Harley believes that the English word pink referred to a pseudo-lake pigment, differentiating it from lake pigments, for which the English word lake described. Some of the treatises cited in another article describe depositing the dye on alum (aluminum sulfate potash) or chalk (calcium carbonate). This differs from the process used to make lake pigments, where the dye is precipitated on freshly made aluminum hydroxide. Interestingly, aluminum hydroxide is made by dissolving alum or aluminum sulfate in water and then precipitating it in a chemical reaction with an alkali, such as soda ash (sodium carbonate) or pearl ash (potassium carbonate), by adding this alkali dissolved in water to the first solution. Aluminum hydroxide precipitates from the solution as a powder, gel, or horny mass, depending upon the temperature and pH of the solutions. This procedure is quite different from the treatises for making Dutch pink.

Terry describes the process in detail that is similar to other writers:

Pour into this mixture [the previously prepared solution of dye—Ed.] warm, and at different times, a solution of two pounds of the sulphate of alumine (alum) in five pounds of water : a slight effervescence will take place ; and the sulphate being decomposed, the alumine, which is precipitated, will seize on the colouring part. The liquor must then be filtered through a piece of close linen, and the paste which remains on the cloth, when divided into square pieces, is exposed on boards to dry. This is brown Dutch pink, because the clay in it is pure. The intensity of the colour shows the quality of this pink, which is superior to that of the other compositions.
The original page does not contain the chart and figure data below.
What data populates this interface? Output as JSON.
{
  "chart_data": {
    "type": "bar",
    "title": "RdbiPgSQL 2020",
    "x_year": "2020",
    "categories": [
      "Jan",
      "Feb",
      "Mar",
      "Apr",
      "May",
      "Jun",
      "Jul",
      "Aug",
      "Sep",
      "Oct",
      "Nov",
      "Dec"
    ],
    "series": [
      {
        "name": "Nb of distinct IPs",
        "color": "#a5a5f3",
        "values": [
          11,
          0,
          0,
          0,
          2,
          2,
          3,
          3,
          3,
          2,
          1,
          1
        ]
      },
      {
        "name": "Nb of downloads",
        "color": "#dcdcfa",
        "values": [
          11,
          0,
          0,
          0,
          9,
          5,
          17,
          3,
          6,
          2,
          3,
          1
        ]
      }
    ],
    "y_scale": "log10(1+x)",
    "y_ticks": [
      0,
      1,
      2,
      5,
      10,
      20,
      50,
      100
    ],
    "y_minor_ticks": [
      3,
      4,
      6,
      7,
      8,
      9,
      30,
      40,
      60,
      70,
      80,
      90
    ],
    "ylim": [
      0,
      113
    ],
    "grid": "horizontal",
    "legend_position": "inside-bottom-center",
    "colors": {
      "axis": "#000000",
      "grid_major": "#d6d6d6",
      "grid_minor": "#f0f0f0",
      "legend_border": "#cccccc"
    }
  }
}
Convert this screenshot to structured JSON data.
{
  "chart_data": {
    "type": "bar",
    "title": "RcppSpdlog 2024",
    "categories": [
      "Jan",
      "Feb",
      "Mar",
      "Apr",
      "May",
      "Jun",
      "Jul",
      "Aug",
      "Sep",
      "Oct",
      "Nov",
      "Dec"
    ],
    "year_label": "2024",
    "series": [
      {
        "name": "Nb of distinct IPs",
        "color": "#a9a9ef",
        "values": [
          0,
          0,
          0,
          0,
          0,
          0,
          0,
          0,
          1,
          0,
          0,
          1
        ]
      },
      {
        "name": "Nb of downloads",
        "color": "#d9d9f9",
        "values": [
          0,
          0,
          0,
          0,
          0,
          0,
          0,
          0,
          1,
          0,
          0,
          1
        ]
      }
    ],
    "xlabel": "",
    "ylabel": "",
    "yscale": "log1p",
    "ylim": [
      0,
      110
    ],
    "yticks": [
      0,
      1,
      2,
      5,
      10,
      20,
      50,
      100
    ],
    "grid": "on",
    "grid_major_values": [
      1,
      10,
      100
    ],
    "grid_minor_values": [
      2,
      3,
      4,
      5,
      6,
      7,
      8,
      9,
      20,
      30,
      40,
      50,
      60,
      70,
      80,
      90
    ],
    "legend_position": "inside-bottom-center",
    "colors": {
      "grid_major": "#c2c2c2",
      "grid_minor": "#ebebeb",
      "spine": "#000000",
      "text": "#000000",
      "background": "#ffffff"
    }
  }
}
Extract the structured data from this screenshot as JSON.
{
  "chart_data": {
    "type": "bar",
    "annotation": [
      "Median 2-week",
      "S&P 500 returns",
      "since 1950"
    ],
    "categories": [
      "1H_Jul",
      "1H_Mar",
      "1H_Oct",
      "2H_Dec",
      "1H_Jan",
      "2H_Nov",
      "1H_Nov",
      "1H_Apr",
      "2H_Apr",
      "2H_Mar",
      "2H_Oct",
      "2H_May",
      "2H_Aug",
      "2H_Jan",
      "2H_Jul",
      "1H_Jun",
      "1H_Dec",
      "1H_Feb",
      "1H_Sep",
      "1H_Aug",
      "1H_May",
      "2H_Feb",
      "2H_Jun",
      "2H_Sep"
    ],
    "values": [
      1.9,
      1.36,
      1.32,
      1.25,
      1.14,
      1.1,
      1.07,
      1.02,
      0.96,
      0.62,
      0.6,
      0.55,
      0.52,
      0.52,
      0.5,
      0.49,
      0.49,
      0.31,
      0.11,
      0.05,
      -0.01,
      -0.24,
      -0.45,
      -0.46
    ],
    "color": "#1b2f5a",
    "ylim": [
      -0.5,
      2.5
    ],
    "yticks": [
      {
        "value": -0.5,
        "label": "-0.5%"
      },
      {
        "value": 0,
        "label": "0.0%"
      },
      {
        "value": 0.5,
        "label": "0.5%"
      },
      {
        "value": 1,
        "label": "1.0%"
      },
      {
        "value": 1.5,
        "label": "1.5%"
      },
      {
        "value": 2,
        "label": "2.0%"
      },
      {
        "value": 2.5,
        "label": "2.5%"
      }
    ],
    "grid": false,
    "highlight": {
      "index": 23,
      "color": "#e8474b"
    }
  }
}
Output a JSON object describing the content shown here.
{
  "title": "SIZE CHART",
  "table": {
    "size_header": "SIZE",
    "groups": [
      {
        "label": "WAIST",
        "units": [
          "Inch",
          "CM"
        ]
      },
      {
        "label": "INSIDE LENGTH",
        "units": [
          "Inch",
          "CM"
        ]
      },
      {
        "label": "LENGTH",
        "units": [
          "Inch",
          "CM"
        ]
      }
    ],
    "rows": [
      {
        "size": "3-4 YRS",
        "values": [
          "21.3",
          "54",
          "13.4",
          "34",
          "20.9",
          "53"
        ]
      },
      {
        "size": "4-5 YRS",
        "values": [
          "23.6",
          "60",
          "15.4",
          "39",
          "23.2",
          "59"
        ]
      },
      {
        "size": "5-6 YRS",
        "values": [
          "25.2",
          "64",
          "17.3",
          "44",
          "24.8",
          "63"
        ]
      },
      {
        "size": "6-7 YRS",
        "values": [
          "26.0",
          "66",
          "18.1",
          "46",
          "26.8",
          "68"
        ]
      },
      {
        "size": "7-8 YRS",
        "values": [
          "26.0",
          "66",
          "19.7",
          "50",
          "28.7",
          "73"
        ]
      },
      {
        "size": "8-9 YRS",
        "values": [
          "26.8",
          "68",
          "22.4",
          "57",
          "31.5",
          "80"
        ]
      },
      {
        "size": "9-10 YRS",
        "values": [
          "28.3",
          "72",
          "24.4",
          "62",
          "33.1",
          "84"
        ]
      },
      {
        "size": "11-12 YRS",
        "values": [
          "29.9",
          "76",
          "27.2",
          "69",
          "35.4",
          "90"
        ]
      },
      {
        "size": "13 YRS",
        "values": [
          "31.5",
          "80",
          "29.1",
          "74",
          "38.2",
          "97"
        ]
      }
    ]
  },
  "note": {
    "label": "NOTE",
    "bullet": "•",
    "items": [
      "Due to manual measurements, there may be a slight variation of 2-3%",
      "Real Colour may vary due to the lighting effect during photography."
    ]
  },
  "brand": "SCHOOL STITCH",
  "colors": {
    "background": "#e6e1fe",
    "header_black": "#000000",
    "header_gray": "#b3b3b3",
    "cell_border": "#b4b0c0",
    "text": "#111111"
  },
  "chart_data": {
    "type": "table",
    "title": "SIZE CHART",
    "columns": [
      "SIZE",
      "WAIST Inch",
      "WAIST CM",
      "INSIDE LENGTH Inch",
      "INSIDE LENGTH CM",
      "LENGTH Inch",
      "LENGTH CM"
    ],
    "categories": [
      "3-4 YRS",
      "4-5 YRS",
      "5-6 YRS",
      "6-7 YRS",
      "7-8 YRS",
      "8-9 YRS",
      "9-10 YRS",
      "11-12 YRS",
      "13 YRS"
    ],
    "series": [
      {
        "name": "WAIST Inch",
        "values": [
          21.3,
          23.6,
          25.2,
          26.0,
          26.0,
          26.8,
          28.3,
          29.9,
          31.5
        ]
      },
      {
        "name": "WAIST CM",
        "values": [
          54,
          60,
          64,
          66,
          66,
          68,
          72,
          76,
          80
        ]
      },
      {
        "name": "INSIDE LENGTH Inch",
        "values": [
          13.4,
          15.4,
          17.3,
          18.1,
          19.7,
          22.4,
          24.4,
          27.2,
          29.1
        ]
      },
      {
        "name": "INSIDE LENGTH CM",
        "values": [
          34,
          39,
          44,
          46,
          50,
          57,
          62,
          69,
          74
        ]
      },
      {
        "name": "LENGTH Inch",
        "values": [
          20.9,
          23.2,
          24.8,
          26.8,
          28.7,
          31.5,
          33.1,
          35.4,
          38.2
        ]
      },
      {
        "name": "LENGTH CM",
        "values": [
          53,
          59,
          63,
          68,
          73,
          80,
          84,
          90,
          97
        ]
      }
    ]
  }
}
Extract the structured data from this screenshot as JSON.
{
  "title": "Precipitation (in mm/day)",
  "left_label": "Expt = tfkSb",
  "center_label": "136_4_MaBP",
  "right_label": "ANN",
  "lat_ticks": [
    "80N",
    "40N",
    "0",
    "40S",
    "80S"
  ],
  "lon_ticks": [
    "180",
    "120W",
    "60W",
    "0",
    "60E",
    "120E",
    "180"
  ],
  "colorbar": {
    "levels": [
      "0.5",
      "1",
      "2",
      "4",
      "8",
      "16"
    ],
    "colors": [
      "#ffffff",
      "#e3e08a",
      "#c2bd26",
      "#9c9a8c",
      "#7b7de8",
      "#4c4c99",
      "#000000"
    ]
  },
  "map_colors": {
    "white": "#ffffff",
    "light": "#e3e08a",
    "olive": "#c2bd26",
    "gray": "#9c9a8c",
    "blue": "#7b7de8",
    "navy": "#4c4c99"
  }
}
There is no mention of any alkali in his instructions that would form aluminum hydroxide, which is the method for making lake pigments.


References

R.D. Harley. Artists’ Pigments c. 1600-1835. Archetype Publications, 1982. 107–114.

Pierre François Tingry. The Painter and Varnisher’s Guide: Or, A Treatise, Both in Theory and Practice, on the Art of Making and Applying Varnishes, on the Different Kinds of Painting; and on the Method of Preparing Colours Both Simple and Compound. Printed for G. Kearsley, J. Taylor, 1804. 366.